The latest settlement, filed in federal court this week, resolves a 2008 suit filed by Judith Vergun, former director of Community Programs at the UH School of Ocean and Earth Science and Technology.
Vergun alleged that that she was terminated by UH in 2006 because she had earlier reported possible wrongdoing in a federally-funded university research program.
Eric Ferrer, attorney for Vergun, said the University has agreed to pay the $800,000 settlement. Ferrer and Vergun were unavailable for further comment on the settlement.
The University and its attorney, Lex Smith, did not respond to requests for comment on the Vergun settlement.
In May, U.S. Magistrate-Judge Barry Kurren ruled that the University had been “grossly negligent” in failing to produce records subpoenaed by Vergun in her lawsuit.

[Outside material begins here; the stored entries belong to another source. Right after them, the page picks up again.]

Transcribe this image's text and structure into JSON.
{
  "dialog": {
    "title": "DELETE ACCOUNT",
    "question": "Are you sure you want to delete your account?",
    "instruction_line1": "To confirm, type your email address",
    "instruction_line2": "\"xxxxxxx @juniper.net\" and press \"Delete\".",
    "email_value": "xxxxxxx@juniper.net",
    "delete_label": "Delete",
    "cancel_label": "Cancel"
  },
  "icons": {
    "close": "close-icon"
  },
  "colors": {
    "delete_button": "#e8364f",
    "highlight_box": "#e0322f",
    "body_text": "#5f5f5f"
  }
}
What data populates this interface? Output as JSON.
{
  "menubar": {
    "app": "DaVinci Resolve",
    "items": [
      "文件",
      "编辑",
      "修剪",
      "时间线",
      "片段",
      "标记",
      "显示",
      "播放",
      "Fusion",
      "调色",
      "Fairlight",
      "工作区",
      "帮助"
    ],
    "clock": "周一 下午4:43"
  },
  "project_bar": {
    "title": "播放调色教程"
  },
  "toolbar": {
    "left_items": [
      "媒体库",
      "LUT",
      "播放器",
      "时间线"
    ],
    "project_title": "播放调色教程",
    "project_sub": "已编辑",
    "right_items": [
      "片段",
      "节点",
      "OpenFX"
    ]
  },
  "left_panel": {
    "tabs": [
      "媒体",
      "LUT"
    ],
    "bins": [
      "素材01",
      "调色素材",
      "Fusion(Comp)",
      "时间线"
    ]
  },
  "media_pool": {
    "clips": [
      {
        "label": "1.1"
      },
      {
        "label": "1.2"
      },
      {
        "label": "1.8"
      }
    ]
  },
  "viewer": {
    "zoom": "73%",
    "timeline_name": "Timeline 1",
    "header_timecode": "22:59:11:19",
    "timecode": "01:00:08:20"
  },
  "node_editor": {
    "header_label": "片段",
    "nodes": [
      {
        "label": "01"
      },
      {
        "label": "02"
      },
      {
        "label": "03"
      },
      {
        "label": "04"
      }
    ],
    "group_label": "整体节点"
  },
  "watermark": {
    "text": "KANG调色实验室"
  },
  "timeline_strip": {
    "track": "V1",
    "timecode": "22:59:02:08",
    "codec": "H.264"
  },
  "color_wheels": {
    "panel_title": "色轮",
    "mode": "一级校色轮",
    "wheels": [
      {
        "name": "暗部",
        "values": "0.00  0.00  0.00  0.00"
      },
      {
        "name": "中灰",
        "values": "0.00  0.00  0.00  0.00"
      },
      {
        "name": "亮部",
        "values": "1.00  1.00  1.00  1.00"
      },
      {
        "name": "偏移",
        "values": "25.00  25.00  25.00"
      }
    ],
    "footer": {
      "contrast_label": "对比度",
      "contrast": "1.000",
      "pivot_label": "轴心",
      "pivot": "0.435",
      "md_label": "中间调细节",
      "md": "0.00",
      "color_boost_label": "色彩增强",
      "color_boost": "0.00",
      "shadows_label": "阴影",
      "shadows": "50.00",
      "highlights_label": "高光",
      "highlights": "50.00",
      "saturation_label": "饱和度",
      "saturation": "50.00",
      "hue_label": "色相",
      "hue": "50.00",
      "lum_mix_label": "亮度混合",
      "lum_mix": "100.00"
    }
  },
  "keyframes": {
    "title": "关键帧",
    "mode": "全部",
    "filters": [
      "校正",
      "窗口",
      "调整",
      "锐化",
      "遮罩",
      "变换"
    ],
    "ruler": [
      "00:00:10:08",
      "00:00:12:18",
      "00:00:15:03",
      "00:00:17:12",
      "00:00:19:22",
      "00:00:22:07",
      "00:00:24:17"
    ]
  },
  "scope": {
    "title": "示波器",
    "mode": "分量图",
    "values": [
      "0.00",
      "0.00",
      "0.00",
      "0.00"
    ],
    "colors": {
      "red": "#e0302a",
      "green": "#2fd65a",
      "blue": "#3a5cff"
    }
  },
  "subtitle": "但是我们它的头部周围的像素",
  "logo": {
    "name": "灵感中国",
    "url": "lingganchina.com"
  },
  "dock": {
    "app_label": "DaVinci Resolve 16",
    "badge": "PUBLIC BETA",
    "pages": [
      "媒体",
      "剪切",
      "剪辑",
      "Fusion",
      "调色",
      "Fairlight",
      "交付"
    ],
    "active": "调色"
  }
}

Kurren ordered UH to pay for an independent expert’s search of records and computer files for documents relevant to the case. And he ruled that the university must pay legal fees and expenses incurred by Vergun related to the missing records.
University officials repeatedly told Vergun and Ferrer that they had turned over all materials relevant to the lawsuit but numerous new e-mails were later discovered by the plaintiff through subpoenas to Mainland academics involved in Vergun’s work.
Smith said in a court hearing in May that he didn’t know why the records hadn’t been produced by the university.
“I stand in a humble position,” Smith said. “I would tell you if I had a reliable explanation. I do not.”